Leadership and continuity

I’ve been by turns amused and horrified by discussions recently of the proposed WeWork floatation, and the apparent hubris running through it. WeWork runs co-working spaces with the kind of perks and atmosphere attractive to many tech workers, and I was first alerted to the craziness of the $47bn floatation by an incredulous piece in The Verge, entitled “WeWork isn’t a tech company; it’s a soap opera”. It’s well worth reading the whole (profanity-sprinkled) piece.

Much, but by no means all, of the concern was centred on the near-total power of—and questionable decisions for—its CEO and co-founder, Adam Neumann. Once some of the dangers inherent in the floatation were recognised, the floatation was pulled and there is a now second run at it, as The Guardian now explains:

Now comes a plan to get the show back on the road, courtesy of 30% shareholder, Softbank: ditch Adam Neumann as chief executive.

What caught my attention in that piece was the recognition that though this CEO may be singularly problematic, he has also been singularly central to WeWork’s success to date:

But, assuming Neumann can be pushed out, what then? In the shoes of would-be outsiders, you would surely want to be convinced that the company would not fall apart without its buccaneering pioneer. It is, after all, hard to see what, apart from Neumann’s undoubted ability to charm the likes of SoftBank boss Masayoshi Son, has fuelled We to this point. The company remains heavily loss-making and operates in the dull world of bricks and mortar.

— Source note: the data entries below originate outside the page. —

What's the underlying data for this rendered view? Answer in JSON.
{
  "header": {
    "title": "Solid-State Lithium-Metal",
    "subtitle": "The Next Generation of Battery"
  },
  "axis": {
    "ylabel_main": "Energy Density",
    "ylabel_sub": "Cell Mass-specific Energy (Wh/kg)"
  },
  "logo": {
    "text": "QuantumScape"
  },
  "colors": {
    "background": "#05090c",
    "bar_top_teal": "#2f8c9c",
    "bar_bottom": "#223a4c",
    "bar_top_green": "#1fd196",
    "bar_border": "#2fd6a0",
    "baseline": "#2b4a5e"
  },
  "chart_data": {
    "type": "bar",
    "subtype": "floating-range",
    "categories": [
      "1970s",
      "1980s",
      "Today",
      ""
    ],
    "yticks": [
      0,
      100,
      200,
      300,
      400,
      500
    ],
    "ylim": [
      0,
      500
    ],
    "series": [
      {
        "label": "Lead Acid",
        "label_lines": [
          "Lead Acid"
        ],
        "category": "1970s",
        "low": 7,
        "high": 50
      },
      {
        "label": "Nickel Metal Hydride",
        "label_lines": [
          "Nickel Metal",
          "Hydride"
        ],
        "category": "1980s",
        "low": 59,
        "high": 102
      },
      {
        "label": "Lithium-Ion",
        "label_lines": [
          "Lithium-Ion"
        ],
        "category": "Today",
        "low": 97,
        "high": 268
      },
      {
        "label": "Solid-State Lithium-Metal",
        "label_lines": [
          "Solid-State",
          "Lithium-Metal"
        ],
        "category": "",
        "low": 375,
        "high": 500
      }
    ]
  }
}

Most companies I’ve worked with have been undergoing a significant change, and often that change has been driven by a dertermined and—inevitably—charismatic leader. They are someone who must stir their team and their board peers to go through a period of pain to achieve some greater promised goal. There is much faith in and support for that leader.

But major change takes time, and sometimes that leader leaves before the change is complete and embedded. When this happens, what comes next depends on the past actions of that leader.

If that person allowed a “cult” or, let’s be more generous, a culture and process to be heavily dependent on them, the change will typically fall apart. Their team members will no longer be motivated, because the motivation came from outside themselves and is now gone. The board or owners will not believe or understand the approach of the now-departed leader and so be unable or unwilling to appoint a successor who continues their work. In the face of stalled and reversed change, the few who did really believe in it tend to leave, too, as they seek the greater promised goal elsewhere.

But it doesn’t have to be like that. A leader who continually listens, communicates and educates will leave behind a different legacy. If they work to ensure their team members really understand and believe the actions they need to take, then those people will be able to continue without their leader. If the leader helps their senior peers and board members to similarly understand and believe in their work then those senior peers and board members will be motivated to find a replacement who builds on their initial work.

Listening, communicating and educating ensures those in and around the leader to understand, internalise and willingly advance the agenda. It allows the work to continue even after they leave.